É com esta perspectiva em mente que toma lugar o outro momento do filme, já em tribunal, quando depois de um crime cometido se exige o julgamento do mesmo. Assim, numa constante revelação de momentos, o espectador observa, percebe e regista não só a (in)operatividade de todas as forças - política, justiça e política - como principalmente as toma como meras paródias de um poder absoluto e não questionado que opera no local mais respeitando esse dito "costume" do que propriamente as leis do país que apenas se aplicam numa capital... também distante. Será "André" o último bastião da aplicação dessa justiça ou apenas alguém em mera transição e cujo destino será... incerto?
Os Dois Irmãos funciona assim como o registo de uma história moral e social que exibe o directo conflito entre rural e urbano, que opõe as diferenças inerentes a cada um deles e sobretudo como a extrema necessidade da pertença do Homem ao seu ambiente primário o expõe a uma pressão que o condiciona não só no seu pensamento como sobretudo nos seus actos... nada é deixado impune... principalmente as acções de um homem no seu pensado limite.

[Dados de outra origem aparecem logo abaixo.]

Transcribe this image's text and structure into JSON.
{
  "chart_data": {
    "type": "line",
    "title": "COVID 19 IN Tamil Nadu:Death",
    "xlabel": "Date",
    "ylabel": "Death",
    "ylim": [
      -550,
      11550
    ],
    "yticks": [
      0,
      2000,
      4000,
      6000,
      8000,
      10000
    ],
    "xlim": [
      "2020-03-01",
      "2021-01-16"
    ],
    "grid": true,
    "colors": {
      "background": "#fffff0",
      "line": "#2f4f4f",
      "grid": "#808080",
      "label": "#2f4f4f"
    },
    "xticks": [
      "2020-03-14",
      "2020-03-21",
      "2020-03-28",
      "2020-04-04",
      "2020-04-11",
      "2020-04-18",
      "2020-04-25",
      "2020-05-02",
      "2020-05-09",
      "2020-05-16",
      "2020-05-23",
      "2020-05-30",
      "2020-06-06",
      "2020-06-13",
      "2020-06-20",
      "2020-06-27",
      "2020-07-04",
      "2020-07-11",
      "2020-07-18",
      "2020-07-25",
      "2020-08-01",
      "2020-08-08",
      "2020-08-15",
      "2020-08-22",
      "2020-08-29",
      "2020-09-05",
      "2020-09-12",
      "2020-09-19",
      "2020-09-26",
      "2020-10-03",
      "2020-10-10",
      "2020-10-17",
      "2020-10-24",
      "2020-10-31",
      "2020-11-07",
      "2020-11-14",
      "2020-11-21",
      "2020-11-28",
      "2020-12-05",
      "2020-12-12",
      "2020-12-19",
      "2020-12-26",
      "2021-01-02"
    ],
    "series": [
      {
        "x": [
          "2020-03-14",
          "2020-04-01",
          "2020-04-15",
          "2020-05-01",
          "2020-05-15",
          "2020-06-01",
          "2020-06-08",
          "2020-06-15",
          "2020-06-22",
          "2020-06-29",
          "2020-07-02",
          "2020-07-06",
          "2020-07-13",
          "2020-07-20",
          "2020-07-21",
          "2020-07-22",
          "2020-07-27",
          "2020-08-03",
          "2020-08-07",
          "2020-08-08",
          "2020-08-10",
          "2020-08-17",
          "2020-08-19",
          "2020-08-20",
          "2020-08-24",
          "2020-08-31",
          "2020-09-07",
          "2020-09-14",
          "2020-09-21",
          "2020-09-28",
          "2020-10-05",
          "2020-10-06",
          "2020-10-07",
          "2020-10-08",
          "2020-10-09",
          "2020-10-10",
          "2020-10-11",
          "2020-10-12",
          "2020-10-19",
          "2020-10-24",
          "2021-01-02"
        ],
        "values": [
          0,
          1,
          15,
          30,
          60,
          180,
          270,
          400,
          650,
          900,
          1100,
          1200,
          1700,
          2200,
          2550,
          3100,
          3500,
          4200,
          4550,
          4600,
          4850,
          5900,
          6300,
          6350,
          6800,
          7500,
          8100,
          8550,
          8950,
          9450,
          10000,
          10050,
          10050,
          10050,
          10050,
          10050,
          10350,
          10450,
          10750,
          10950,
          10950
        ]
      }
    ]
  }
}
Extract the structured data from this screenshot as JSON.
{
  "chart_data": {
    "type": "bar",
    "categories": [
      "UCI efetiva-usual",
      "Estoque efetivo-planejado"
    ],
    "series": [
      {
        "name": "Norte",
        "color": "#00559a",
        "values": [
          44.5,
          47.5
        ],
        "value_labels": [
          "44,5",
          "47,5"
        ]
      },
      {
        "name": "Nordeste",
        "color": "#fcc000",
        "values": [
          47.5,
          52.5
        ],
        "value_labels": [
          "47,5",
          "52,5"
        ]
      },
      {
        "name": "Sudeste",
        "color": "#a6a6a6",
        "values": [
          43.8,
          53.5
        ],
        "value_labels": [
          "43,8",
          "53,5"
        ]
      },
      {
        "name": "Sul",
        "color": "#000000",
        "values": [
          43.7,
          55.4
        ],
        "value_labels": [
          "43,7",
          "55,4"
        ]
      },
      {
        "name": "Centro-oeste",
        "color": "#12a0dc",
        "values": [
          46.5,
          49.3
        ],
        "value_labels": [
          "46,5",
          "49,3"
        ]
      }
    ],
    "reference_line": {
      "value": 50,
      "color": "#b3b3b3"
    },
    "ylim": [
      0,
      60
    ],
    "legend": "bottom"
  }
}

Ainda que interessante de um ponto de vista de análise dos dois meios em questão, Os Dois Irmãos é uma longa-metragem extremamente frágil no ponto de vista da sua execução onde não só um certo amadorismo dos actores compromete a mensagem que se pretende transmitir como também os elementos técnicos desta história parecem mais depressa a querer transformar num segmento de uma qualquer sitcom do que propriamente numa história forte e coesa que exponha o referido choque de culturas que se opõem. Do drama social de um "André" entre mundos aos momentos tendencialmente mais cómicos - propositados ou não... nunca saberemos - esta longa-metragem sofre sobretudo pelo descrédito que tende a afirmar do que propriamente pelas incoerências de um argumento que poderia ser não só mais elaborado como mais convicente do ponto de vista da sua mecânica versus mensagem.
Com interpretações de Flávio Hamilton e Che Gonçalves capazes de dinamizar o grande ecrã - tivessem elas tido mais e melhor margem de manobra para expôs os conflitos das suas personagens - e um ambiente natural propício a uma moderna história de vingança, tivesse Os Dois Irmãos sido mais consistente e encontraríamos aqui uma história que a ninguém envergonharia.